Poetry being an even more romantically non-remunerative endeavor than farming, Robert Burns, the Scots national poet, had to supplement his versifying by working the land, earning him the sobriquet of “The Ploughman Poet.” I’m not much of either of those things, but I had a highly Burnsian experience the other day.
Our north and east fields hadn’t been cut all season. We didn’t have the equipment, and our focus has been on getting the house built. So, the fields were about up to my neck. But I was told that they wouldn’t grow in right next year if I didn’t get them cut this, so I went at it.
I borrowed a beauty of a John Deere 4320 (almost sounds like I know what I’m talking about, doesn’t it)? It’s a nice, big hunk of tractor. Ron, my Deere guy (yes, I now have a Deere guy) showed me what I needed to know to get going – and so I did.
And it was kind of a blast. It went through that high growth like it was nothing at all. And, as I cruised along, I noticed a field mouse, running on ahead of me, doing everything he could to get out of my way. I’d see him dashing through the leavings in the last row I’d cut, rising over the top and diving back under, reminding me of the pair of cheetahs I’d seen bring down a gazelle in the Serengeti – just a rustling in the tall grass till they resurfaced like a wave over the crest of the savannah and brought down their kill.
All of which put me in mind of Rabbie Burns and, probably, his best-known poem, “To A Mouse,” in which he disturbs said rodent’s nest in his role as ploughman, sending his poet side into some lyrical, fellow-travelers-to-the-grave stuff. The poem contains perhaps his most quoted line, “The best-laid schemes of mice and men oft go awry,” or, as it’s rendered in his Scots’ pidgin, “aft gang agley.”
In any case, I was glad he got away.
I’d quickly knocked off the first half of the north field when Lis arrived with our neighbor, Marie. So, I turned off the Deere and clambered down to chat a bit.
It had occurred to me that Ron hadn’t shown me how to refuel the beast – presumably because it was too simple and self evident to bother with. But, making my way around the tractor, it was not all that simple. Nor self evident.
I asked the ladies for their thoughts. Lis isn’t experienced with tractors – but, again, how hard can it be? And Marie, who used to spend six hours a week cutting around her big, beautiful place, does know a thing or two. So, we looked it over.
We found one orange cap clearly marked “Oil”. So, not there. And we found another, smallish cap marked with an icon of a kind of tank containing a droplet. So, could be that. There was a dip stick in the neighborhood, so it occurred to me that it might be oil. But we just couldn’t find anything else that looked like a gas tank – a feature that is wonderfully obvious on my smaller Deere mower. So, the panel concluded this must be it. Marie did ask if this big rig might take diesel. But Ron hadn’t mentioned it. There was no operator’s manual. And my smaller machine took regular gas. So we went with that.

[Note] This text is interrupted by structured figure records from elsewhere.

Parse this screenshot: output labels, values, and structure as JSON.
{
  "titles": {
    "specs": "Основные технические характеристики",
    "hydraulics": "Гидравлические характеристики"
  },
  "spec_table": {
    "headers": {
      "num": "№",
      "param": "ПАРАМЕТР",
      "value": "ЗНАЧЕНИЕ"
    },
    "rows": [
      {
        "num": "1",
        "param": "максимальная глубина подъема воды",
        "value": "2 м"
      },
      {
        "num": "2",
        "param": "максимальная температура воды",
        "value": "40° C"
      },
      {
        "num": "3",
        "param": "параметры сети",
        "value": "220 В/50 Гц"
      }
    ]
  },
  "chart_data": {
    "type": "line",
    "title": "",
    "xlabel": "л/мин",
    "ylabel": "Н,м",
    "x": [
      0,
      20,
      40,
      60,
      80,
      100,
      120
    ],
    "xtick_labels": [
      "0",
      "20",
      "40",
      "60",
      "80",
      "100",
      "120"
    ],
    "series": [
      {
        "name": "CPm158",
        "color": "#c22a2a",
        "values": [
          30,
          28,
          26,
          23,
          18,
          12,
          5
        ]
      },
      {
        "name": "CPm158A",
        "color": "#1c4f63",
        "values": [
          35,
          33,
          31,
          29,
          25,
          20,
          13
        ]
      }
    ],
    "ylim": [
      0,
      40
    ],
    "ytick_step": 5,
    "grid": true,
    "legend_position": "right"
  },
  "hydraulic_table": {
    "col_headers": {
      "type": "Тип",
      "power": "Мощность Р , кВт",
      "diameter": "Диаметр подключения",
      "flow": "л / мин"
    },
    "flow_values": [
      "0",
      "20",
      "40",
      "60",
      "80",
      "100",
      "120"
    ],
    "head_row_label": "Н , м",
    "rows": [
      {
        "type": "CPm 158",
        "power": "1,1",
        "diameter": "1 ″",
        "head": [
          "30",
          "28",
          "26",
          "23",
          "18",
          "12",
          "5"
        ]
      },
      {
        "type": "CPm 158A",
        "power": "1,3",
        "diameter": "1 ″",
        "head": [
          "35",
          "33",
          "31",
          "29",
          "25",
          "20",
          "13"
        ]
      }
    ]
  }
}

And it ran just fine. I finished the north field and rode down to the east one, along the creek. And I’d happily knocked off about half of it -- wondering all the way why I was getting a flashing exclamation point on the dash, along with a message reading “Lo Fuel” -- which was crazy, because, after careful deliberation, I’d just filled the tank, right? – when it briefly sputtered and stopped flat.
Could it already be out of gas? Well, maybe it just burns that much. It did say “Lo Fuel”. So, I added some more. And nothing.
So, I looked around. And it was then that I figured out how to open the little plastic hatch thing, up in front of the steering wheel, that I couldn’t get open before. But that couldn’t matter, right, because who’d put the gas tank there . . . on top . . . with no words or symbol to indicate it’s there? Well, turns out John Deere would.
Sure enough, when I flipped that hatch open, there was an obvious gas cap. With the word “Diesel” on it. Yeah, I’d filled the oil tank with gas.
So, I called Ron, and he talked me through it. Drain the oil/gas mixture – about 16 quarts’ worth. Put back that much just-plain-oil. And fill the right tank with the right fuel. Check, check, and check. And nuthin’. Just that sad, sad sound of an engine not starting.
But I’m a farmer now – resourceful and undaunted. And embarrassed. I would get this thing to work! Unless I didn’t.
And, ultimately, after toying with me some more, it did start up. And I finished the field and got it back into the barn.
But not until I’d spent a couple of grim hours, stranded in that half-cut field, reflecting on – and loudly cursing – my cruel fate. And that’s when Burns and his mouse came back to me. My day had ganged seriously agley. But, in the end, it proved to be a good one. I’d been neither helpless nor hopeless. Some of my instincts had been on target – if not quite sufficiently. I’d asked the right questions – though I’d answered them wrongly. I’d learned a few things. And both the mouse and I lived to tell the tale.